Quote of the Day:

The Council is irredeemable. It’s obsessed with a racist lie. Better to withdraw now than to go on pretending that that lie is somehow acceptable as long as it’s expressed less often.

–Weekly Standard on U.S. withdrawal from the U.N. Council for Human Rights


U.S. Ambassador to the U.N. Nikki Haley says that the allies have told her that U.S. membership in the U.N.'s Human Rights Council provided the organization's last shred of credibility.

Seems that the U.S. has, at long last, stripped the ludicrously-named organizationof its fig leaf.  

Yesterday, Ambassador Haley and Secretary of State Mike Pompeo announced that the U.S. is pulling out of the of the U.N. Human Rights Council.  

It should have happened several administrations ago, but nevertheless the gutsiness of the move was refreshing. Ironically, pulling out of this organization is taking a stand for human rights. The Human Rights Council is dominated by repressive regimes.

As Haley notes in this morning's Wall Street Journal, the Human Rights Council gave cover to human rights abuses. It routinely passes resolutions condemning Israel, while leaving Syria, Iran, and North Korea, genuine abusers of human rights,  untouched.

Haley gives reasons for the U.S. withdrawal:

There are two major reasons that so many countries have resisted U.S.-led reform efforts. The first is baked into the council’s composition. One look at this rogue’s gallery explains why the organization has such appalling disrespect for the rights Americans take for granted. A credible human-rights council would pose a threat to these countries, so they oppose the steps needed to create one. Instead they obstruct investigations and reports, while interfering with the council’s ability to name and shame the perpetrators of the world’s worst atrocities.

The second reason for resistance to reform is even more frustrating. Many countries agree with the U.S. about shunning human-rights violators and supporting Israel—but only behind closed doors. Despite numerous overtures, these countries were unwilling to join the U.S. in a public stand. Some even told us they were fine with the council’s flaws, as long as it let them address their pet issues. This is not a moral compromise we are willing to make. The U.K. has promised to oppose any resolution targeting Israel under Agenda Item 7, and we support that stance. We wish other countries would do the same.
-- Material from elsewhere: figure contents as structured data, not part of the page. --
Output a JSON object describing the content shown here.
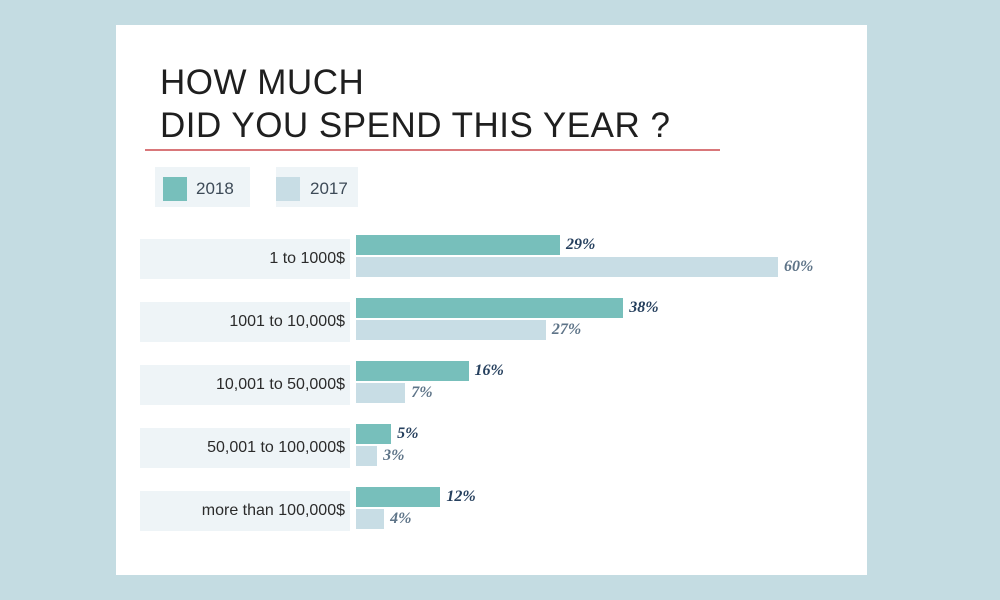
{
  "page": {
    "background": "#c4dce2",
    "card_background": "#ffffff",
    "rule_color": "#d9777a",
    "legend_box_color": "#eef4f7",
    "category_panel_color": "#eef4f7",
    "label_color_2018": "#26405e",
    "label_color_2017": "#5e7488"
  },
  "chart_data": {
    "type": "bar",
    "orientation": "horizontal",
    "title": "HOW MUCH DID YOU SPEND THIS YEAR ?",
    "title_lines": [
      "HOW MUCH",
      "DID YOU SPEND THIS YEAR ?"
    ],
    "categories": [
      "1 to 1000$",
      "1001 to 10,000$",
      "10,001 to 50,000$",
      "50,001 to 100,000$",
      "more than 100,000$"
    ],
    "series": [
      {
        "name": "2018",
        "color": "#77bfbb",
        "values": [
          29,
          38,
          16,
          5,
          12
        ],
        "labels": [
          "29%",
          "38%",
          "16%",
          "5%",
          "12%"
        ]
      },
      {
        "name": "2017",
        "color": "#c8dde5",
        "values": [
          60,
          27,
          7,
          3,
          4
        ],
        "labels": [
          "60%",
          "27%",
          "7%",
          "3%",
          "4%"
        ]
      }
    ],
    "unit": "%",
    "xlim": [
      0,
      60
    ],
    "legend_position": "top-left",
    "grid": false,
    "xlabel": "",
    "ylabel": ""
  }
}
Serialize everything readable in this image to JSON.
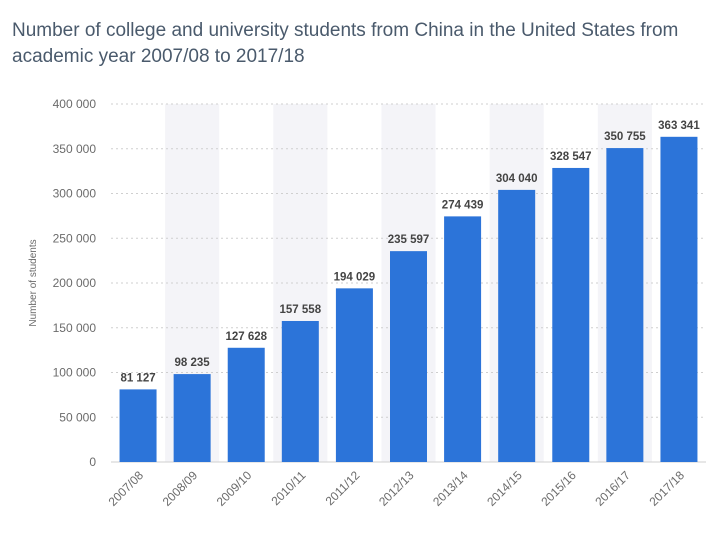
{
  "colors": {
    "bar": "#2c74d9",
    "band": "#f4f4f8",
    "grid": "#cfcfcf"
  },
  "chart_data": {
    "type": "bar",
    "title": "Number of college and university students from China in the United States from academic year 2007/08 to 2017/18",
    "xlabel": "",
    "ylabel": "Number of students",
    "categories": [
      "2007/08",
      "2008/09",
      "2009/10",
      "2010/11",
      "2011/12",
      "2012/13",
      "2013/14",
      "2014/15",
      "2015/16",
      "2016/17",
      "2017/18"
    ],
    "values": [
      81127,
      98235,
      127628,
      157558,
      194029,
      235597,
      274439,
      304040,
      328547,
      350755,
      363341
    ],
    "value_labels": [
      "81 127",
      "98 235",
      "127 628",
      "157 558",
      "194 029",
      "235 597",
      "274 439",
      "304 040",
      "328 547",
      "350 755",
      "363 341"
    ],
    "ylim": [
      0,
      400000
    ],
    "yticks": [
      0,
      50000,
      100000,
      150000,
      200000,
      250000,
      300000,
      350000,
      400000
    ],
    "ytick_labels": [
      "0",
      "50 000",
      "100 000",
      "150 000",
      "200 000",
      "250 000",
      "300 000",
      "350 000",
      "400 000"
    ],
    "grid": true,
    "legend": "none"
  }
}
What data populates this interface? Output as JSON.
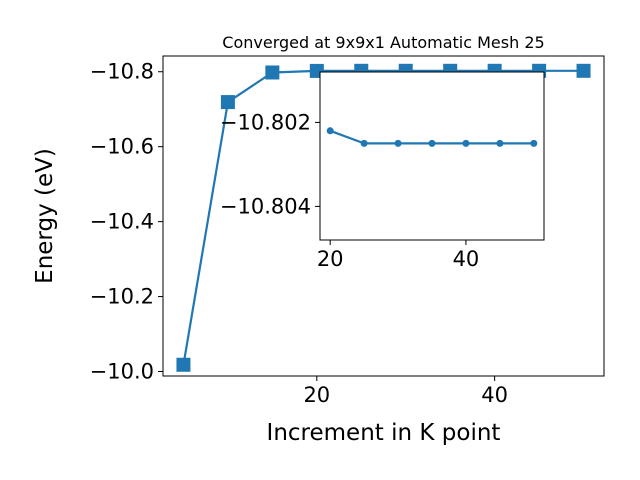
{
  "colors": {
    "series": "#1f77b4",
    "axes": "#000000",
    "background": "#ffffff"
  },
  "chart_data": [
    {
      "type": "line",
      "role": "main",
      "title": "Converged at 9x9x1 Automatic Mesh 25",
      "xlabel": "Increment in K point",
      "ylabel": "Energy (eV)",
      "xlim": [
        2.7,
        52.3
      ],
      "ylim": [
        -10.842,
        -9.988
      ],
      "y_inverted": true,
      "xticks": [
        20,
        40
      ],
      "xtick_labels": [
        "20",
        "40"
      ],
      "yticks": [
        -10.0,
        -10.2,
        -10.4,
        -10.6,
        -10.8
      ],
      "ytick_labels": [
        "−10.0",
        "−10.2",
        "−10.4",
        "−10.6",
        "−10.8"
      ],
      "marker": "square",
      "series": [
        {
          "x": [
            5,
            10,
            15,
            20,
            25,
            30,
            35,
            40,
            45,
            50
          ],
          "y": [
            -10.018,
            -10.719,
            -10.798,
            -10.8022,
            -10.8025,
            -10.8025,
            -10.8025,
            -10.8025,
            -10.8025,
            -10.8025
          ]
        }
      ]
    },
    {
      "type": "line",
      "role": "inset",
      "xlim": [
        18.5,
        51.5
      ],
      "ylim": [
        -10.8008,
        -10.8048
      ],
      "xticks": [
        20,
        40
      ],
      "xtick_labels": [
        "20",
        "40"
      ],
      "yticks": [
        -10.802,
        -10.804
      ],
      "ytick_labels": [
        "−10.802",
        "−10.804"
      ],
      "marker": "circle",
      "series": [
        {
          "x": [
            20,
            25,
            30,
            35,
            40,
            45,
            50
          ],
          "y": [
            -10.8022,
            -10.8025,
            -10.8025,
            -10.8025,
            -10.8025,
            -10.8025,
            -10.8025
          ]
        }
      ]
    }
  ]
}
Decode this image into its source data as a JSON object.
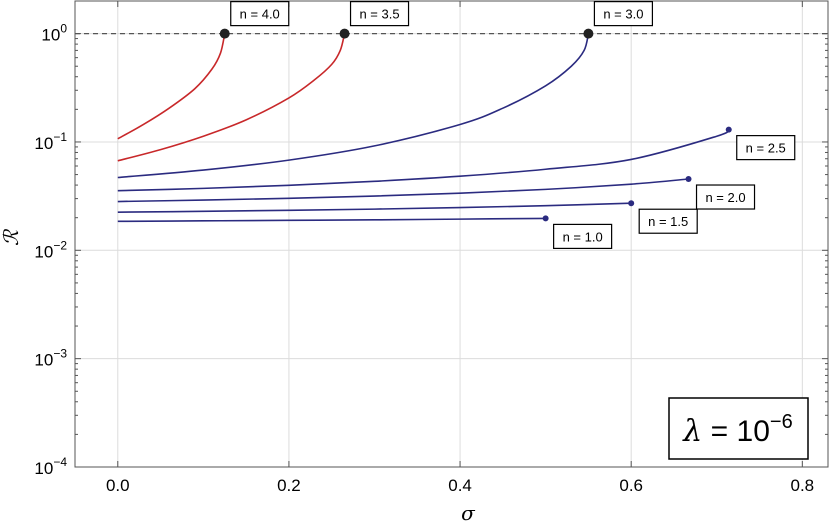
{
  "chart_data": {
    "type": "line",
    "xlabel": "σ",
    "ylabel": "ℛ",
    "xlim": [
      -0.05,
      0.83
    ],
    "ylim": [
      0.0001,
      2.0
    ],
    "yscale": "log",
    "grid": true,
    "x_ticks": [
      "0.0",
      "0.2",
      "0.4",
      "0.6",
      "0.8"
    ],
    "x_tick_values": [
      0.0,
      0.2,
      0.4,
      0.6,
      0.8
    ],
    "y_ticks": [
      {
        "value": 1,
        "base": "10",
        "exp": "0"
      },
      {
        "value": 0.1,
        "base": "10",
        "exp": "−1"
      },
      {
        "value": 0.01,
        "base": "10",
        "exp": "−2"
      },
      {
        "value": 0.001,
        "base": "10",
        "exp": "−3"
      },
      {
        "value": 0.0001,
        "base": "10",
        "exp": "−4"
      }
    ],
    "reference_line": {
      "y": 1.0,
      "style": "dashed"
    },
    "annotation_box": {
      "lambda": "λ",
      "eq": " = ",
      "base": "10",
      "exp": "−6"
    },
    "series": [
      {
        "label": "n = 1.0",
        "color": "#2b2b80",
        "end_marker": "small",
        "x": [
          0.0,
          0.1,
          0.2,
          0.3,
          0.4,
          0.5
        ],
        "y": [
          0.0185,
          0.0187,
          0.0189,
          0.0191,
          0.0194,
          0.0197
        ]
      },
      {
        "label": "n = 1.5",
        "color": "#2b2b80",
        "end_marker": "small",
        "x": [
          0.0,
          0.1,
          0.2,
          0.3,
          0.4,
          0.5,
          0.6
        ],
        "y": [
          0.0225,
          0.0229,
          0.0234,
          0.024,
          0.0248,
          0.0258,
          0.0272
        ]
      },
      {
        "label": "n = 2.0",
        "color": "#2b2b80",
        "end_marker": "small",
        "x": [
          0.0,
          0.1,
          0.2,
          0.3,
          0.4,
          0.5,
          0.6,
          0.667
        ],
        "y": [
          0.0282,
          0.0291,
          0.0302,
          0.0317,
          0.0337,
          0.0365,
          0.0408,
          0.0455
        ]
      },
      {
        "label": "n = 2.5",
        "color": "#2b2b80",
        "end_marker": "small",
        "x": [
          0.0,
          0.1,
          0.2,
          0.3,
          0.4,
          0.5,
          0.6,
          0.7,
          0.714
        ],
        "y": [
          0.0355,
          0.0373,
          0.0398,
          0.0433,
          0.0483,
          0.056,
          0.069,
          0.113,
          0.13
        ]
      },
      {
        "label": "n = 3.0",
        "color": "#2b2b80",
        "end_marker": "large",
        "x": [
          0.0,
          0.1,
          0.2,
          0.3,
          0.4,
          0.45,
          0.5,
          0.53,
          0.545,
          0.55
        ],
        "y": [
          0.047,
          0.055,
          0.068,
          0.092,
          0.145,
          0.205,
          0.33,
          0.5,
          0.7,
          1.0
        ]
      },
      {
        "label": "n = 3.5",
        "color": "#c8282a",
        "end_marker": "large",
        "x": [
          0.0,
          0.05,
          0.1,
          0.15,
          0.2,
          0.23,
          0.25,
          0.26,
          0.265
        ],
        "y": [
          0.067,
          0.085,
          0.113,
          0.16,
          0.255,
          0.375,
          0.52,
          0.7,
          1.0
        ]
      },
      {
        "label": "n = 4.0",
        "color": "#c8282a",
        "end_marker": "large",
        "x": [
          0.0,
          0.03,
          0.06,
          0.09,
          0.11,
          0.12,
          0.125
        ],
        "y": [
          0.107,
          0.145,
          0.205,
          0.31,
          0.47,
          0.66,
          1.0
        ]
      }
    ]
  }
}
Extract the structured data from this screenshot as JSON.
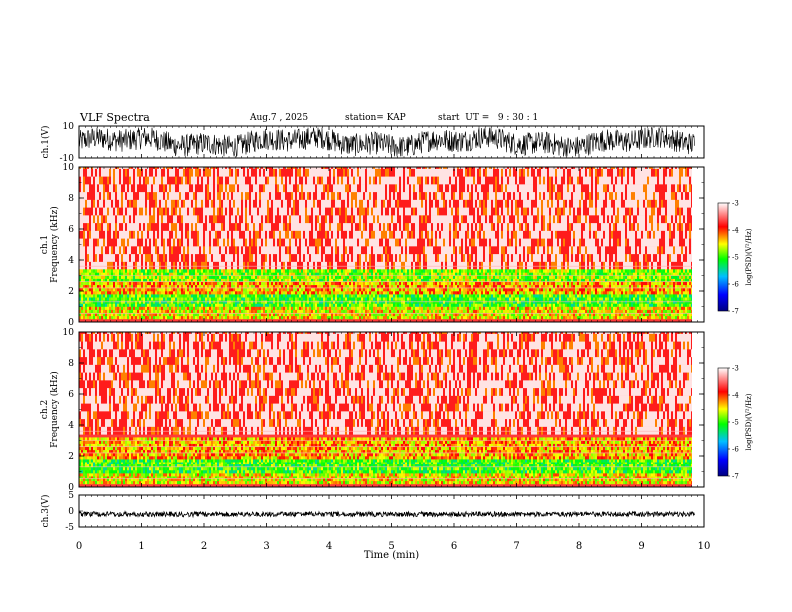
{
  "header": {
    "title": "VLF Spectra",
    "date": "Aug.7 , 2025",
    "station": "station= KAP",
    "start": "start  UT =   9 : 30 : 1"
  },
  "chart_data": [
    {
      "type": "line",
      "panel": "ch1-waveform",
      "ylabel": "ch.1(V)",
      "ylim": [
        -10,
        10
      ],
      "yticks": [
        "10",
        "-10"
      ],
      "description_series": "noisy voltage trace spanning roughly full range"
    },
    {
      "type": "heatmap",
      "panel": "ch1-spectrogram",
      "ylabel": "Frequency (kHz)",
      "channel_label": "ch.1",
      "ylim": [
        0,
        10
      ],
      "yticks": [
        "0",
        "2",
        "4",
        "6",
        "8",
        "10"
      ],
      "colorbar": {
        "label": "log(PSD)(V²/Hz)",
        "ticks": [
          "-3",
          "-4",
          "-5",
          "-6",
          "-7"
        ],
        "range": [
          -7,
          -3
        ]
      },
      "bands": [
        {
          "freq_khz": [
            0.2,
            1.0
          ],
          "level": -4.5
        },
        {
          "freq_khz": [
            1.0,
            1.8
          ],
          "level": -5.0
        },
        {
          "freq_khz": [
            1.8,
            2.6
          ],
          "level": -4.3
        },
        {
          "freq_khz": [
            2.6,
            3.4
          ],
          "level": -4.8
        },
        {
          "freq_khz": [
            3.4,
            10.0
          ],
          "level": -3.5
        }
      ]
    },
    {
      "type": "heatmap",
      "panel": "ch2-spectrogram",
      "ylabel": "Frequency (kHz)",
      "channel_label": "ch.2",
      "ylim": [
        0,
        10
      ],
      "yticks": [
        "0",
        "2",
        "4",
        "6",
        "8",
        "10"
      ],
      "colorbar": {
        "label": "log(PSD)(V²/Hz)",
        "ticks": [
          "-3",
          "-4",
          "-5",
          "-6",
          "-7"
        ],
        "range": [
          -7,
          -3
        ]
      },
      "bands": [
        {
          "freq_khz": [
            0.2,
            0.9
          ],
          "level": -4.5
        },
        {
          "freq_khz": [
            0.9,
            1.8
          ],
          "level": -5.0
        },
        {
          "freq_khz": [
            1.8,
            3.2
          ],
          "level": -4.3
        },
        {
          "freq_khz": [
            3.2,
            10.0
          ],
          "level": -3.5
        }
      ]
    },
    {
      "type": "line",
      "panel": "ch3-waveform",
      "ylabel": "ch.3(V)",
      "ylim": [
        -5,
        5
      ],
      "yticks": [
        "5",
        "0",
        "-5"
      ],
      "level_v": -1
    }
  ],
  "xaxis": {
    "label": "Time (min)",
    "xlim": [
      0,
      10
    ],
    "ticks": [
      "0",
      "1",
      "2",
      "3",
      "4",
      "5",
      "6",
      "7",
      "8",
      "9",
      "10"
    ],
    "data_end_min": 9.85
  },
  "colors": {
    "low": "#00008b",
    "mid_low": "#1e90ff",
    "mid": "#00ff00",
    "mid_high": "#ffff00",
    "high": "#ff0000",
    "top": "#ffffff"
  }
}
In the end, our allies’ case for the U.S. to stay on the council was actually the most compelling argument to leave. They said American participation was the last shred of credibility left in the organization. But a stamp of legitimacy on the current Human Rights Council is precisely what the U.S. should not provide.

The Weekly Standard applauds the move, calling the Human Rights Council "a hangout for anti-Semitic cranks." The Standard calls the timing of the withdrawal tricky, as the Council's High Commissioner had just criticized the Trump administration  for U.S. border policies.

Nevertheless  the Standard makes a great observation–it notices that Samantha Power, who was our Ambassador to the U.N. before Haley, said the U.S. should have remained in the Council and worked to reform it.

The article notes that Ms. Power bragged that during her tenure the U.S.managed to cut condemnations of Israel by half. There have been 68 such condemnations of Israel by the Council since 2006, compared with 9 for North Korea, 6 for Iran, and 3 for Sudan. No complaints from the Council for human rights abuses for Venezuela, Zimbabwe, China, Turkey, Somalia, Russia, Pakistan.

As the Standard comments of Powell's achievement in allegedly reducing the number of condemnations of Israel : "Golly."

The Washington Post's report (subscription required) on the withdrawal was laughable:

The decision to leave the 47-nation body was more definitive than the lesser option of staying on as a nonvoting observer. It represents another retreat by the Trump administration from international groups and agreements whose policies it deems out of sync with American interests on trade, defense, climate change and, now, human rights. And it leaves the council without the United States playing a key role in promoting human rights around the world.

Were you proud to see the U.S. taking a real stand for human rights, as opposed to coddling repressive regimes in the vague hope that some day somehow they will become nicer to the people they oppress if we overlook their abuses?